David Lambert was clearly emotional in the interview when he confronted his 57 year-old mother, Margaret Lambert, with details about his role in the death of his 12 year-old sister, Martha.

“He seemed to be telling detectives the truth in his confession”, Mulligan said. “The detectives hold that based on the rapport they developed with Lambert, since re-opening the case on June 24th of last year, and his subsequent statements, behavior and reactions to their questions; Lambert truthfully recollected the event of Martha Lambert’s death on November 28, 1985.”

So, we asked Mulligan if the Sheriff’s Office would bring charges against Lambert for “filing a false police report” — given his contradictory statements and denials to Jessica Clark on Tuesday.

Mulligan explained that the truth of Lambert’s confession to Detective Tice and Detective Cole is not in question and that whatever Lambert chooses to tell the media, or anyone else, at this point is moot. Under Florida Law in 1985, it is too late today to prosecute Lambert for manslaughter.

Although Lambert will not be held to account for his admission or denial of the events of that day in 1985, one of his versions of the events is clearly false — and this is not the first time 38 year-old David Lambert has run afoul of the law over false statements.

A check of local arrest records reveals that Lambert was taken into custody in July 1998 on charges of “unlawful burning of land”, in September 1999 for violation of probation from the “unlawful burning” conviction, a year later in September 2000 for violation of probation from the “unlawful burning” conviction as well as a warrant from Putnam County for failure to appear on charges of “scheming to defraud”. In July 2001, Lambert was arrested on a warrant from Bradford County for failure to appear to answer charges of “obstruction by false information”, in September 2001, arrested for “uttering a false or forged instrument” as well as a warrant from Putnam County for violation of probation from the “scheming to defraud” conviction. Lambert was last arrested locally on charges of “organized fraud” on January 29, 2002.
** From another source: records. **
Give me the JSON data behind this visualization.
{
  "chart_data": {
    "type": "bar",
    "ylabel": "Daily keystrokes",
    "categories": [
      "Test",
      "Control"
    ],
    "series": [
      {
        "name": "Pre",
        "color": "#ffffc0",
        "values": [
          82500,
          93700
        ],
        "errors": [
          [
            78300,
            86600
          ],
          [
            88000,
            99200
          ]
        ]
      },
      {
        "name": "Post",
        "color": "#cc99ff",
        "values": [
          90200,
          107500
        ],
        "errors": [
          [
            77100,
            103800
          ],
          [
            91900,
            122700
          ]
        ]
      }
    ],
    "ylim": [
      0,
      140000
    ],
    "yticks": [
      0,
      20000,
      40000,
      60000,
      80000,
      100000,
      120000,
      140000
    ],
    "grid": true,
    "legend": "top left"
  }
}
Mulligan told us that if any new evidence were to come to light or new witnesses were to become known to law enforcement, the Martha Lambert investigation would be re-opened. However, given the many dynamics of this investigation and the totality of the information it has developed, the governing law and experience of the officers who have compiled it, the case is closed.

“All we want to know is the truth about what happened to Martha Lambert”, Mulligan said. “At this time, we think we know that.”